The song Jackson Browne hated until his therapist convinced him otherwise
At that tender age of 16, when most boys are experimenting with setting themselves on fire, Jackson Browne wrote ‘These Days’. It’s a love song that has the experiential sigh of a divorcee in their 50s, leading to my pet theory that it was actually the result of Browne’s father getting a bit carried away when helping his son out with his homework. But frivolous pet theories aside, it undoubtedly established the young songwriter as someone who dealt in profundity.
He carried this on throughout his career, charting break-ups with Joni Mitchell, political despair, and the suicide of his wife in some of the most stirring folk songs ever to be rendered suitable for AM radio. And therein lies the dichotomy of Browne’s appeal; he wrote with such sincerity that ‘hits’ and pop platitudes were the last thing on his mind, but his knack of pairing this sincerity with the sweetest melodies around made him a commercial hit.
So, in 1982, his friend Cameron Crowe figured that a partnership between Browne and Danny Kortchmar would provide the perfect music for his planned teen movie, Fast Times at Ridgemont High. Somewhat reluctantly, Browne agreed to do his buddy a favour, and he got to work with Kortchmar. Obviously, he entered the process a little differently, with a preordained teen story in mind. His discomfort with this was apparently notable from the onset. But Kortchmar had a hook and the chorus line, “She must be somebody’s baby,” so Browne stuck with the process out of loyalty to his buddies.

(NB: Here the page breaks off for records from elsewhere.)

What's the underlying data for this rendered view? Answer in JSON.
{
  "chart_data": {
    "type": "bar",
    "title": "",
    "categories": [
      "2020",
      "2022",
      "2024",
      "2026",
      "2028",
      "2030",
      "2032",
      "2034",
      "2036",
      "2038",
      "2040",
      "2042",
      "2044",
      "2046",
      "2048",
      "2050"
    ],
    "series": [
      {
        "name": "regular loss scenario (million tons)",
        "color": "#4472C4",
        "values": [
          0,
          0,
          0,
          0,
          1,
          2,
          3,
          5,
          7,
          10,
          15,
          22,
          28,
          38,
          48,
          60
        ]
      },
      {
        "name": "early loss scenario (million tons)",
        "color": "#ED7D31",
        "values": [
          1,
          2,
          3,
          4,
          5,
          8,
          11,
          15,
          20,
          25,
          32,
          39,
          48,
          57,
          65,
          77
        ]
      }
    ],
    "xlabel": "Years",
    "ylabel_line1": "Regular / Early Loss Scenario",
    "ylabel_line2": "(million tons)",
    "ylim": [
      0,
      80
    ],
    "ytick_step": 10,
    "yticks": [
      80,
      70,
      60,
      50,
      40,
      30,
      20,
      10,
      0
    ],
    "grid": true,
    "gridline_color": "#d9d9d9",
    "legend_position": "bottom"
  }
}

The problem was Browne always found it hard to divorce himself from his music. Here he was as a 34-year-old with a welter of rough life experiences writing about a teenager longing for a prom queen. So, he stressed over the lyrics. Even as they began to take form and the fact that ‘Somebody’s Baby’ sounded like an instant hit to everybody else, Browne himself could never settle into the way of thinking. In fact, he was just about ready to disown the song and apparently would’ve if it was for the ties to his friends.

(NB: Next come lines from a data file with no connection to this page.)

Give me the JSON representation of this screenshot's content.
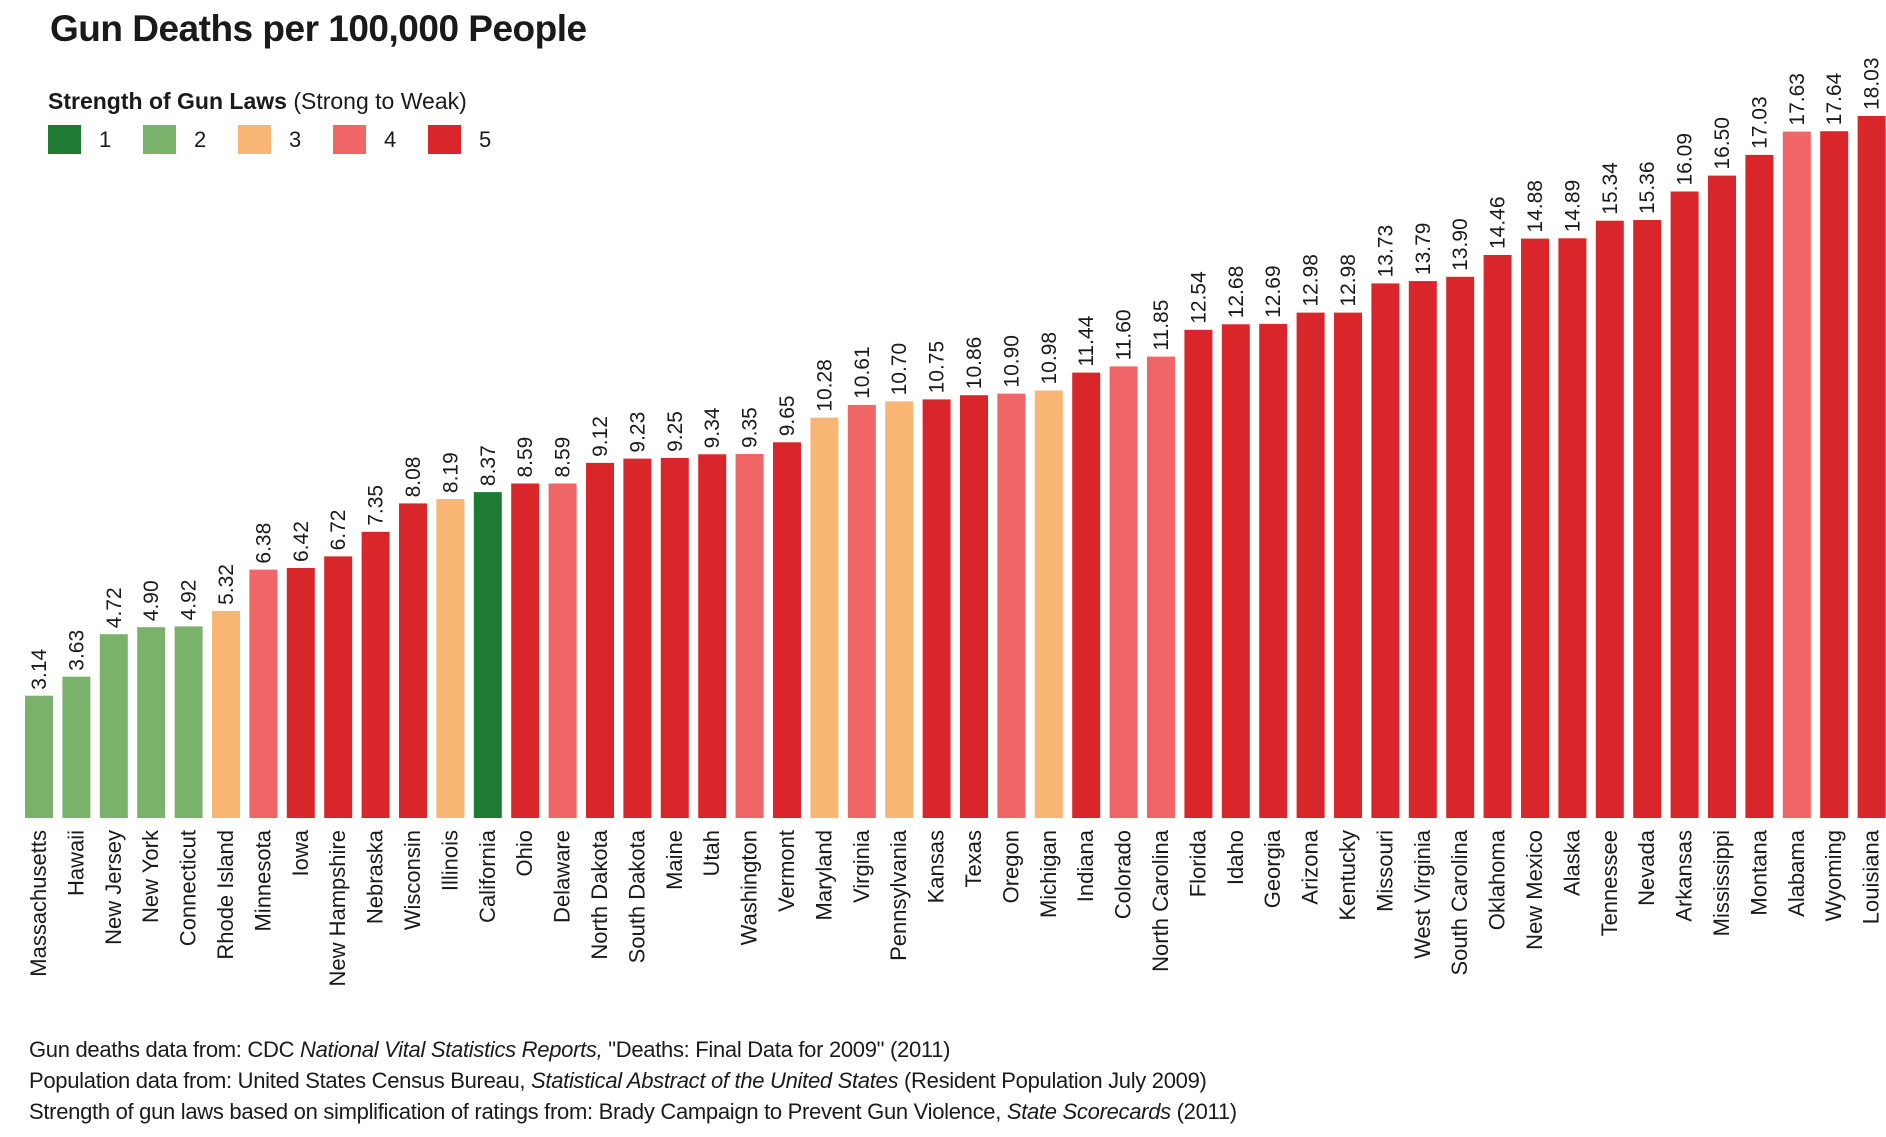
{
  "title": "Gun Deaths per 100,000 People",
  "legend": {
    "title_bold": "Strength of Gun Laws",
    "title_rest": " (Strong to Weak)",
    "items": [
      {
        "label": "1",
        "color": "#1e7b34"
      },
      {
        "label": "2",
        "color": "#7bb26b"
      },
      {
        "label": "3",
        "color": "#f8b574"
      },
      {
        "label": "4",
        "color": "#f06565"
      },
      {
        "label": "5",
        "color": "#d9262a"
      }
    ]
  },
  "chart_data": {
    "type": "bar",
    "title": "Gun Deaths per 100,000 People",
    "xlabel": "",
    "ylabel": "",
    "ylim": [
      0,
      18.5
    ],
    "grid": false,
    "legend_position": "top-left",
    "categories": [
      "Massachusetts",
      "Hawaii",
      "New Jersey",
      "New York",
      "Connecticut",
      "Rhode Island",
      "Minnesota",
      "Iowa",
      "New Hampshire",
      "Nebraska",
      "Wisconsin",
      "Illinois",
      "California",
      "Ohio",
      "Delaware",
      "North Dakota",
      "South Dakota",
      "Maine",
      "Utah",
      "Washington",
      "Vermont",
      "Maryland",
      "Virginia",
      "Pennsylvania",
      "Kansas",
      "Texas",
      "Oregon",
      "Michigan",
      "Indiana",
      "Colorado",
      "North Carolina",
      "Florida",
      "Idaho",
      "Georgia",
      "Arizona",
      "Kentucky",
      "Missouri",
      "West Virginia",
      "South Carolina",
      "Oklahoma",
      "New Mexico",
      "Alaska",
      "Tennessee",
      "Nevada",
      "Arkansas",
      "Mississippi",
      "Montana",
      "Alabama",
      "Wyoming",
      "Louisiana"
    ],
    "values": [
      3.14,
      3.63,
      4.72,
      4.9,
      4.92,
      5.32,
      6.38,
      6.42,
      6.72,
      7.35,
      8.08,
      8.19,
      8.37,
      8.59,
      8.59,
      9.12,
      9.23,
      9.25,
      9.34,
      9.35,
      9.65,
      10.28,
      10.61,
      10.7,
      10.75,
      10.86,
      10.9,
      10.98,
      11.44,
      11.6,
      11.85,
      12.54,
      12.68,
      12.69,
      12.98,
      12.98,
      13.73,
      13.79,
      13.9,
      14.46,
      14.88,
      14.89,
      15.34,
      15.36,
      16.09,
      16.5,
      17.03,
      17.63,
      17.64,
      18.03
    ],
    "value_labels": [
      "3.14",
      "3.63",
      "4.72",
      "4.90",
      "4.92",
      "5.32",
      "6.38",
      "6.42",
      "6.72",
      "7.35",
      "8.08",
      "8.19",
      "8.37",
      "8.59",
      "8.59",
      "9.12",
      "9.23",
      "9.25",
      "9.34",
      "9.35",
      "9.65",
      "10.28",
      "10.61",
      "10.70",
      "10.75",
      "10.86",
      "10.90",
      "10.98",
      "11.44",
      "11.60",
      "11.85",
      "12.54",
      "12.68",
      "12.69",
      "12.98",
      "12.98",
      "13.73",
      "13.79",
      "13.90",
      "14.46",
      "14.88",
      "14.89",
      "15.34",
      "15.36",
      "16.09",
      "16.50",
      "17.03",
      "17.63",
      "17.64",
      "18.03"
    ],
    "law_strength": [
      2,
      2,
      2,
      2,
      2,
      3,
      4,
      5,
      5,
      5,
      5,
      3,
      1,
      5,
      4,
      5,
      5,
      5,
      5,
      4,
      5,
      3,
      4,
      3,
      5,
      5,
      4,
      3,
      5,
      4,
      4,
      5,
      5,
      5,
      5,
      5,
      5,
      5,
      5,
      5,
      5,
      5,
      5,
      5,
      5,
      5,
      5,
      4,
      5,
      5
    ]
  },
  "footer": {
    "line1_a": "Gun deaths data from: CDC ",
    "line1_b": "National Vital Statistics Reports,",
    "line1_c": "  \"Deaths: Final Data for 2009\" (2011)",
    "line2_a": "Population data from: United States Census Bureau, ",
    "line2_b": "Statistical Abstract of the United States",
    "line2_c": "  (Resident Population July 2009)",
    "line3_a": "Strength of gun laws based on simplification of ratings from: Brady Campaign to Prevent Gun Violence, ",
    "line3_b": "State Scorecards",
    "line3_c": " (2011)"
  }
}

He soldiered on but dismissed the finished product as meaningless “unabashed pop” and refused to find a place for it on his own forthcoming record. David Geffen thought he was nuts for giving up a track that surely promised him platinum status, but Browne couldn’t shake the fact that it irked the very last nerve in him to have produced something vapid and riddled with platitudes.

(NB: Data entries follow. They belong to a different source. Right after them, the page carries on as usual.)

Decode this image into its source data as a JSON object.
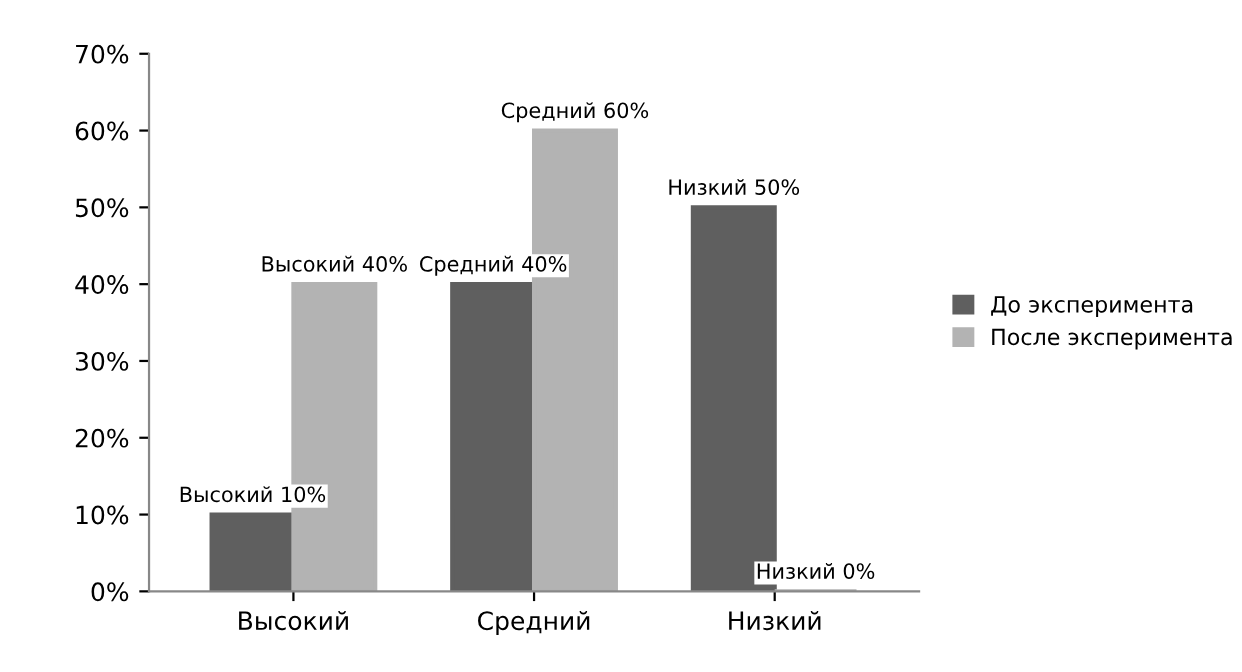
{
  "chart_data": {
    "type": "bar",
    "categories": [
      "Высокий",
      "Средний",
      "Низкий"
    ],
    "series": [
      {
        "name": "До эксперимента",
        "color": "#5f5f5f",
        "values": [
          10,
          40,
          50
        ],
        "value_labels": [
          "Высокий 10%",
          "Средний 40%",
          "Низкий 50%"
        ]
      },
      {
        "name": "После эксперимента",
        "color": "#b3b3b3",
        "values": [
          40,
          60,
          0
        ],
        "value_labels": [
          "Высокий 40%",
          "Средний 60%",
          "Низкий 0%"
        ]
      }
    ],
    "ylim": [
      0,
      70
    ],
    "yticks": [
      {
        "value": 0,
        "label": "0%"
      },
      {
        "value": 10,
        "label": "10%"
      },
      {
        "value": 20,
        "label": "20%"
      },
      {
        "value": 30,
        "label": "30%"
      },
      {
        "value": 40,
        "label": "40%"
      },
      {
        "value": 50,
        "label": "50%"
      },
      {
        "value": 60,
        "label": "60%"
      },
      {
        "value": 70,
        "label": "70%"
      }
    ],
    "grid": false,
    "legend": "right"
  }
}
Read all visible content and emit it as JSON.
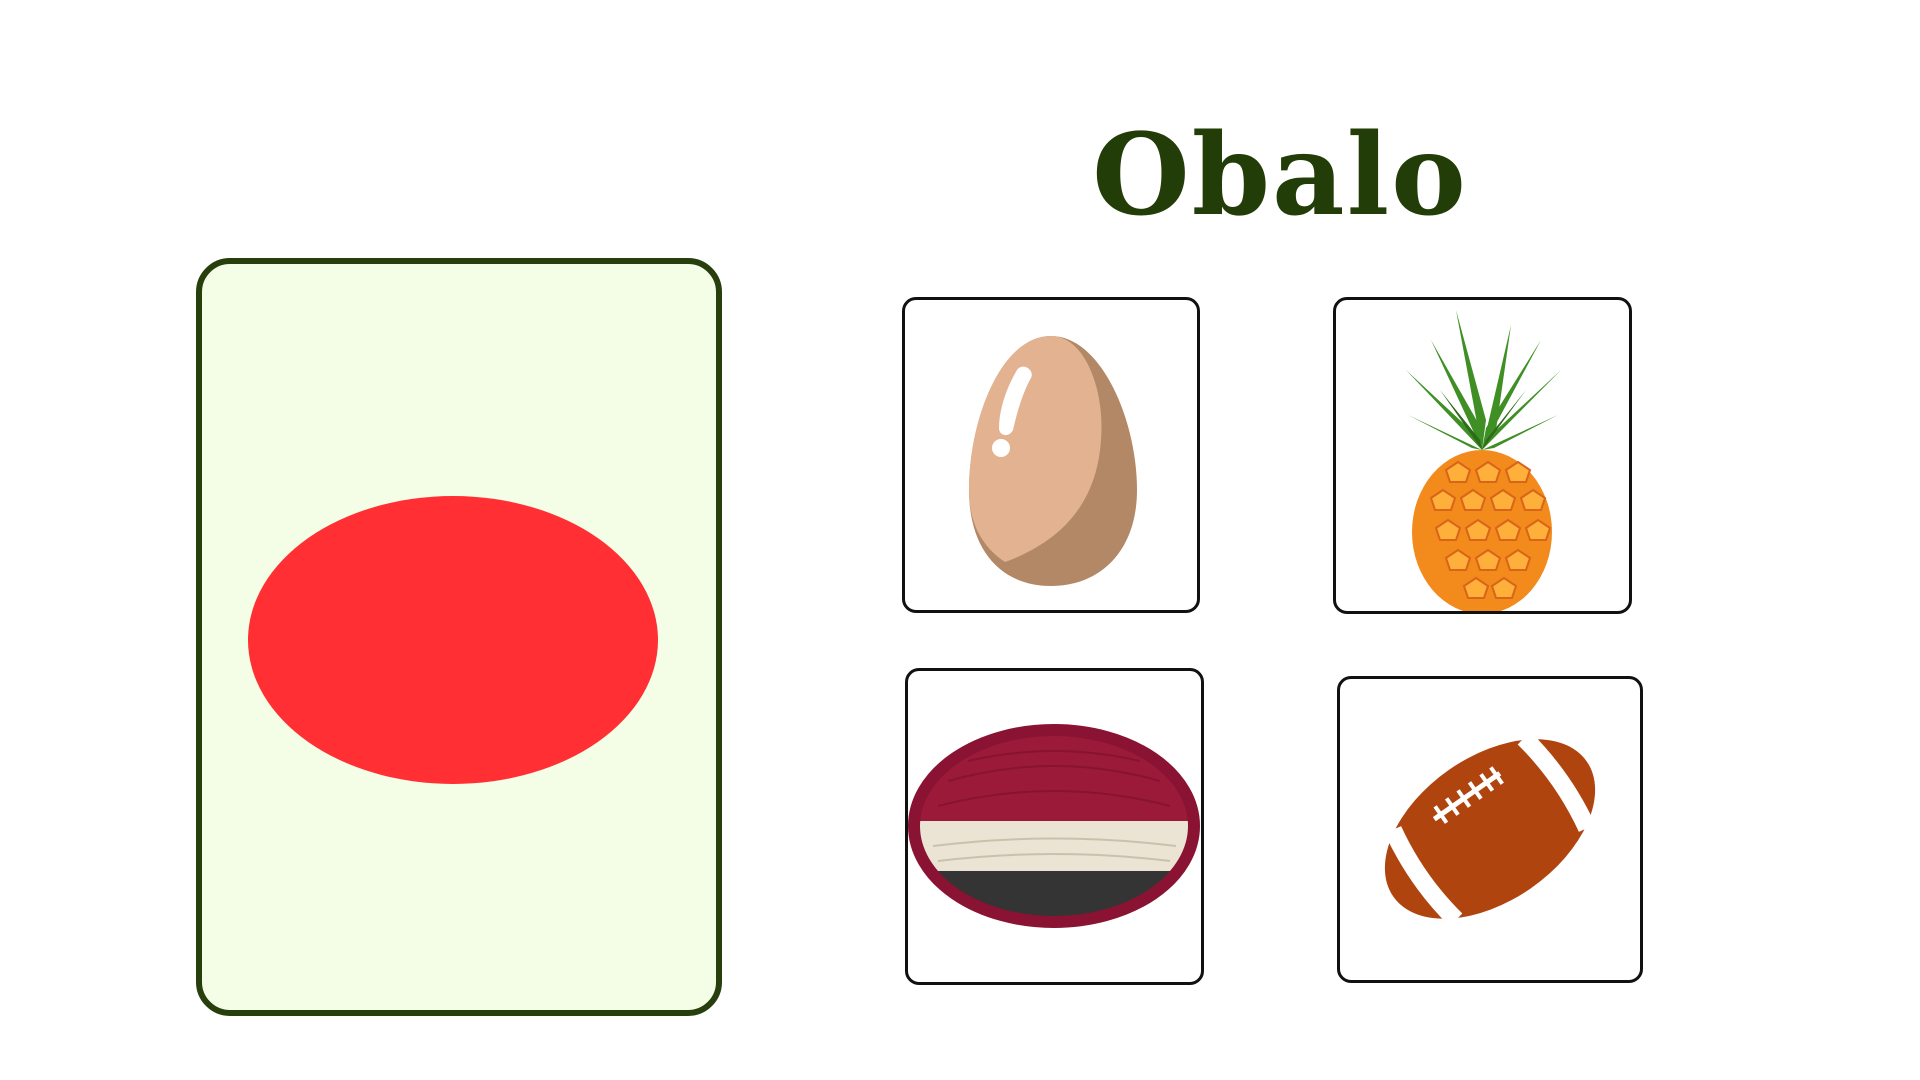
{
  "title": "Obalo",
  "target_shape": {
    "shape": "oval",
    "color": "#ff2f33",
    "card_background": "#f4fde6",
    "card_border": "#263f0c"
  },
  "options": [
    {
      "id": "egg",
      "icon": "egg-icon"
    },
    {
      "id": "pineapple",
      "icon": "pineapple-icon"
    },
    {
      "id": "cushion",
      "icon": "oval-cushion-icon"
    },
    {
      "id": "football",
      "icon": "american-football-icon"
    }
  ],
  "colors": {
    "title": "#233d08",
    "option_border": "#111111"
  }
}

Alas, perhaps some platitudes are what they are because they hold a truism at their core that we can all relate to? After hating ‘Somebody’s Baby’ for as long as it existed and now picking over the regrets of his life in a therapy session following the tragedies that later unfurled in his life, his view on the track would suddenly change.
Perched on a couch in a state of ambivalence, he raised his distaste once more, but as Browne revealed on After the Deluge, his therapist was a little younger and had adored the smash hit. They told him: “You’ve got it all wrong. This is about something important. Everybody wants to belong to somebody. Everybody wants to feel loved and this is the most fundamental thing.”
Suddenly, the soppy sentimentalism of the track resonated way beyond a teen movie and tapped into the meaning of life that the likes of Jefferson Airplane had elucidated a few decades before him: “When the truth is found to be lies / And all the joy within you dies / Don’t you want somebody to love.”